The YAML file starts with the following code:

trigger:
- master

pool:
  vmImage: 'windows-latest'

variables:
  solution: '**/*.sln'
  buildPlatform: 'x86'
  buildConfiguration: 'Release'
  msixInstallUrl: https://wugdaysdemoapp.azurewebsites.net
  packageVersion: 1.0.0
  packageName: 'WUG Days Demo App'

jobs: 
- job: BuildMSIX
  strategy: 
    matrix: 
      Preview:
        channelName: 'preview'
        packageIdSuffix: '-preview'
        packageNameSuffix: ' [PREVIEW]'
      Production:
        channelName: 'production'
        packageIdSuffix: ''
        packageNameSuffix: ''
  • The first section says that this pipeline is triggered on any commit made to the master branch.
  • The second section says that we’ll be using the latest version of the built-in Windows agents. These built-in agents come with Azure DevOps and you’ll probably have some free build minutes. If you’d like to use you own VMs, make sure they have the latest Visual Studio and Windows 10 SDK installed.
  • The third section defines variables for the entire build pipeline.
  • Since we want to repeat the same steps for two channels (Preview and Production), I’ve added the strategy element. It defines additional three variables (channelName, packageIdSuffix and packageNameSuffix) for the two runs (Preview and Production).
  steps:
  - task: [email protected]
    inputs:
      targetType: 'inline'
      script: |
        [xml]$manifest= get-content ".\src\WpfCoreDemo.Package\Package.appxmanifest"
        $manifest.Package.Identity.Version = "$(packageVersion).$(Build.BuildId)"
        $manifest.Package.Identity.Name = "demo-864d9095-955f-4d3c-adb0-6574a5acb88b$(packageIdSuffix)"
        $manifest.Package.Properties.DisplayName = "$(packageName)$(packageNameSuffix)"
        $manifest.Package.Applications.Application.VisualElements.DisplayName = "$(packageName)$(packageNameSuffix)"
        $manifest.save(".\src\WpfCoreDemo.Package\Package.appxmanifest")
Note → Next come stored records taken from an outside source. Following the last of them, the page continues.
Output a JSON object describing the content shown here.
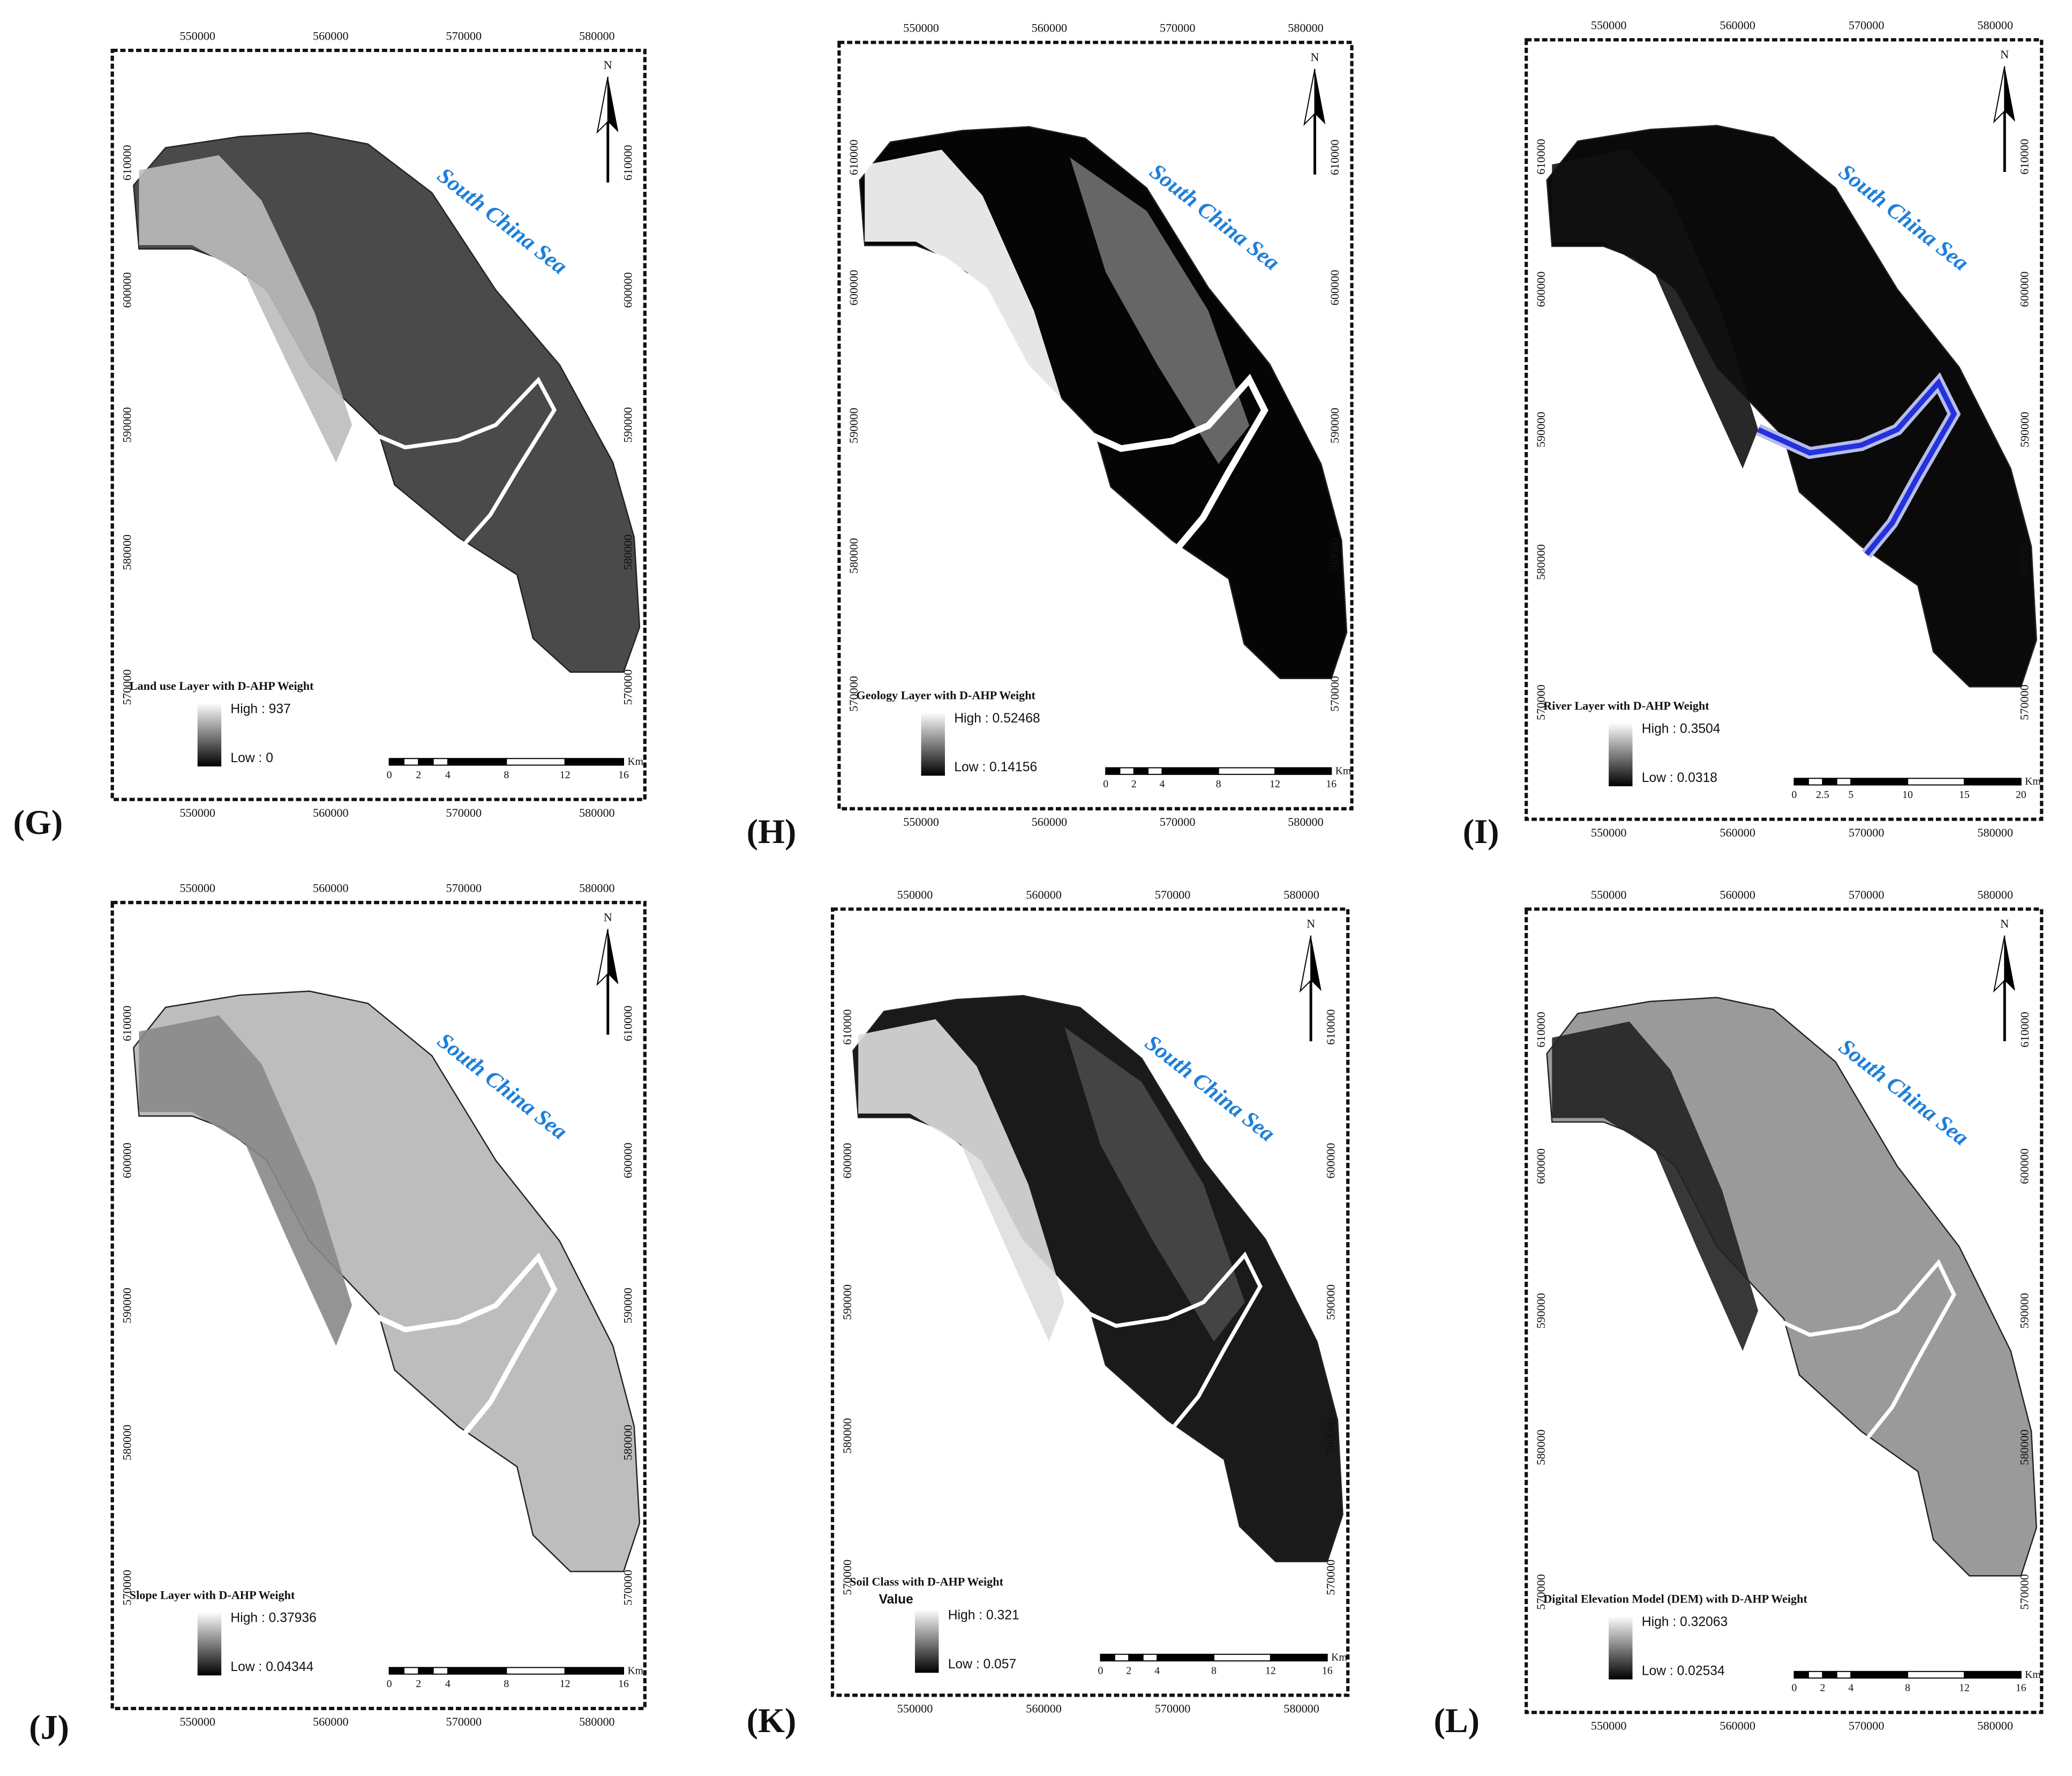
{
  "panels": [
    {
      "label": "(G)",
      "sea_label": "South China Sea",
      "north": "N",
      "legend_title": "Land use Layer with D-AHP Weight",
      "legend_high": "High : 937",
      "legend_low": "Low : 0",
      "scale_labels": [
        "0",
        "2",
        "4",
        "8",
        "12",
        "16"
      ],
      "scale_unit": "Km",
      "x_top": [
        "550000",
        "560000",
        "570000",
        "580000"
      ],
      "x_bottom": [
        "550000",
        "560000",
        "570000",
        "580000"
      ],
      "y_left": [
        "610000",
        "600000",
        "590000",
        "580000",
        "570000"
      ],
      "y_right": [
        "610000",
        "600000",
        "590000",
        "580000",
        "570000"
      ]
    },
    {
      "label": "(H)",
      "sea_label": "South China Sea",
      "north": "N",
      "legend_title": "Geology Layer with D-AHP Weight",
      "legend_high": "High : 0.52468",
      "legend_low": "Low : 0.14156",
      "scale_labels": [
        "0",
        "2",
        "4",
        "8",
        "12",
        "16"
      ],
      "scale_unit": "Km",
      "x_top": [
        "550000",
        "560000",
        "570000",
        "580000"
      ],
      "x_bottom": [
        "550000",
        "560000",
        "570000",
        "580000"
      ],
      "y_left": [
        "610000",
        "600000",
        "590000",
        "580000",
        "570000"
      ],
      "y_right": [
        "610000",
        "600000",
        "590000",
        "580000",
        "570000"
      ]
    },
    {
      "label": "(I)",
      "sea_label": "South China Sea",
      "north": "N",
      "legend_title": "River Layer with D-AHP Weight",
      "legend_high": "High : 0.3504",
      "legend_low": "Low : 0.0318",
      "scale_labels": [
        "0",
        "2.5",
        "5",
        "10",
        "15",
        "20"
      ],
      "scale_unit": "Km",
      "x_top": [
        "550000",
        "560000",
        "570000",
        "580000"
      ],
      "x_bottom": [
        "550000",
        "560000",
        "570000",
        "580000"
      ],
      "y_left": [
        "610000",
        "600000",
        "590000",
        "580000",
        "570000"
      ],
      "y_right": [
        "610000",
        "600000",
        "590000",
        "580000",
        "570000"
      ]
    },
    {
      "label": "(J)",
      "sea_label": "South China Sea",
      "north": "N",
      "legend_title": "Slope Layer with D-AHP Weight",
      "legend_high": "High : 0.37936",
      "legend_low": "Low : 0.04344",
      "scale_labels": [
        "0",
        "2",
        "4",
        "8",
        "12",
        "16"
      ],
      "scale_unit": "Km",
      "x_top": [
        "550000",
        "560000",
        "570000",
        "580000"
      ],
      "x_bottom": [
        "550000",
        "560000",
        "570000",
        "580000"
      ],
      "y_left": [
        "610000",
        "600000",
        "590000",
        "580000",
        "570000"
      ],
      "y_right": [
        "610000",
        "600000",
        "590000",
        "580000",
        "570000"
      ]
    },
    {
      "label": "(K)",
      "sea_label": "South China Sea",
      "north": "N",
      "legend_title": "Soil Class with D-AHP Weight",
      "legend_heading": "Value",
      "legend_high": "High : 0.321",
      "legend_low": "Low : 0.057",
      "scale_labels": [
        "0",
        "2",
        "4",
        "8",
        "12",
        "16"
      ],
      "scale_unit": "Km",
      "x_top": [
        "550000",
        "560000",
        "570000",
        "580000"
      ],
      "x_bottom": [
        "550000",
        "560000",
        "570000",
        "580000"
      ],
      "y_left": [
        "610000",
        "600000",
        "590000",
        "580000",
        "570000"
      ],
      "y_right": [
        "610000",
        "600000",
        "590000",
        "580000",
        "570000"
      ]
    },
    {
      "label": "(L)",
      "sea_label": "South China Sea",
      "north": "N",
      "legend_title": "Digital Elevation Model (DEM) with D-AHP Weight",
      "legend_high": "High : 0.32063",
      "legend_low": "Low : 0.02534",
      "scale_labels": [
        "0",
        "2",
        "4",
        "8",
        "12",
        "16"
      ],
      "scale_unit": "Km",
      "x_top": [
        "550000",
        "560000",
        "570000",
        "580000"
      ],
      "x_bottom": [
        "550000",
        "560000",
        "570000",
        "580000"
      ],
      "y_left": [
        "610000",
        "600000",
        "590000",
        "580000",
        "570000"
      ],
      "y_right": [
        "610000",
        "600000",
        "590000",
        "580000",
        "570000"
      ]
    }
  ]
}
  - task: [email protected]
    inputs:
      solution: '$(solution)'
      msbuildArgs: '/restore /p:AppInstallerUri=$(msixInstallUrl)/$(channelName) /p:AppxPackageDir="$(Build.ArtifactStagingDirectory)/$(channelName)" /p:UapAppxPackageBuildMode=SideLoadOnly /p:GenerateAppInstallerFile=true'
      platform: '$(buildPlatform)'
      configuration: '$(buildConfiguration)'

  - task: [email protected]
    inputs:
      PathtoPublish: '$(Build.ArtifactStagingDirectory)'
      ArtifactName: 'drop'
      publishLocation: 'Container'

In the rest of the file, we define the build tasks:

  • The first is a PowerShell script that opens the manifest file as XML and updates the package identity (version, name) and the display name (it’s there twice). The version number is composed from the static packageVersion variable (1.0.0) with added Build.BuildId built-in variable that is a numeric sequence representing the number of builds.
  • The second task is the MSBuild with a few parameters:
    • /restore says that we want to do NuGet restore during the build
    • /p:AppInstallerUri specifies the URL where the MSIX package will be published
    • /p:AppxPackageDir is the path where we want to have the package outputs (the default is projectDir/AppPackages) – I am putting in in the staging directory for the artifacts task
    • /p:UapAppxPackageBuildMode=SideLoadOnly means that the package won’t go the the Windows Store and will be side-loaded
    • /p:GenerateAppInstallerFile tells MSBuild to generate the .appinstaller file – it is a simple file that defines the latest version of the package and can be used to check whether theare are new versions of the app
  • The third task just takes the artifacts staging directory and publishes it as a result of the build.

Build progress

When the build finishes, your packages will be published in the drop artifact:

Published build artifacts

You can see that there are two folders in the artifact, and each holds the index.html page, the app installer file and a versioned folder with the MSIX package itself.